Thin film cells are photovoltaic cells used in the production of electricity from light. Photovoltaic (PV) cells are more commonly known as solar cells; while sunlight is the most common source, PV cells can create energy from any form of light. Solar panels use large groups of PV cells to generate electricity from sunlight, but traditional panels do not produce energy as efficiently as other sources such as coal. Thin film cells have the potential to increase the efficiency and cost effectiveness of solar power. The technology was perfected in the early 21st century.
The photovoltaic effect was discovered in the 19th century, although the first true solar cells were not built until the 1950s. They work by using photons, or light particles, to agitate electrons. These electrons are then directed into a circuit, becoming usable electricity. Since the 1950s, various materials have been used to create solar cells, increasing their efficiency and reducing production costs. Government incentives and concerns over the environmental effects of fossil fuel use have driven increasing interest in solar power generation around the world.
Traditional solar cells can be cumbersome and expensive to produce. In the late 20th and early 21st centuries, PV cell designers began examining thin-film technology. This developing science allows the creation of layers of material of microscopic thickness, sometimes as narrow as the width of a single atom. First used to power small electronic devices like toys and calculators, thin film cells were soon in production for full-scale solar power generation.
The production of thin film cells requires a sterile environment, sometimes known as a clean room. The substance used to make up the film, usually a semiconducting material such as silicon, is reduced to a liquid solution. The plate on which the film is to be deposited is given a negative electrical charge. The liquid substance, bearing a positive charge, is then sprayed near the plate, dissolving into tiny airborne particles. These particles are attracted to the plate with its opposite charge, adhering to it in a layer of uniform thickness, which later solidifies into the thin film covering.

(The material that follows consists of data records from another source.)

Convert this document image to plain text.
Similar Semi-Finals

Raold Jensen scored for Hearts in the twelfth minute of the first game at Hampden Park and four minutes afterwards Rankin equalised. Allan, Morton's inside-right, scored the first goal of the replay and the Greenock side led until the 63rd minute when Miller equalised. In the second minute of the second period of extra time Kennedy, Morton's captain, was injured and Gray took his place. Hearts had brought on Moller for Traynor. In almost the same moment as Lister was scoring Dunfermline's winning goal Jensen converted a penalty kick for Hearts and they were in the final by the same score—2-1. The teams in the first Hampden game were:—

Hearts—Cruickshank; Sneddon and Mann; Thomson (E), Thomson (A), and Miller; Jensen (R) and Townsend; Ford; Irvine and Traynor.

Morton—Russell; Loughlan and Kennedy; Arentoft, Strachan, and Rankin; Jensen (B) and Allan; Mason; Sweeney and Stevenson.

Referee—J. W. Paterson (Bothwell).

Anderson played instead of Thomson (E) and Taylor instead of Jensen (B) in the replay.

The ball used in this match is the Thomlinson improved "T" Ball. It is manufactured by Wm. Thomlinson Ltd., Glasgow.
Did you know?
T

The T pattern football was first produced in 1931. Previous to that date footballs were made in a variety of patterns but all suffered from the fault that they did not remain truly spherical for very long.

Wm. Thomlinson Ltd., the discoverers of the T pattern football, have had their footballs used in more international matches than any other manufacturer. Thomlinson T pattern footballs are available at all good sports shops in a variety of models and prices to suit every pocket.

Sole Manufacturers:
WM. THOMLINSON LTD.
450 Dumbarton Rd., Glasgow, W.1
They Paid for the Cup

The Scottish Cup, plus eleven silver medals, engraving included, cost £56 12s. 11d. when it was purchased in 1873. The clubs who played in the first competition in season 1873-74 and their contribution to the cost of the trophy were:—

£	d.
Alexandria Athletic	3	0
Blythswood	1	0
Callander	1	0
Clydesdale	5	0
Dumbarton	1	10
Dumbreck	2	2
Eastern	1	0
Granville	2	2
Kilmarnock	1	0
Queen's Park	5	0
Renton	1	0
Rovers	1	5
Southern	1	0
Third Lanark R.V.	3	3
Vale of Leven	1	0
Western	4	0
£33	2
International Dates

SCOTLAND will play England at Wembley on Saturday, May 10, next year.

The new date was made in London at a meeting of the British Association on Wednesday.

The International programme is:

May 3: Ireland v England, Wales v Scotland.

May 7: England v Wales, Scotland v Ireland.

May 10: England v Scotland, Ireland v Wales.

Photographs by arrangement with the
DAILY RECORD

The advantages of thin film cells have reinvigorated interest in solar power. Solar technology is already the fastest growing energy production method on the planet. It is predicted that inexpensive, light, and efficient thin-film PV cells will make solar power more attractive as an alternative to traditional power generation. Solar-power advocates hope the developing technology will achieve their objective of grid parity, making solar power as cheap and efficient as traditional power generation methods.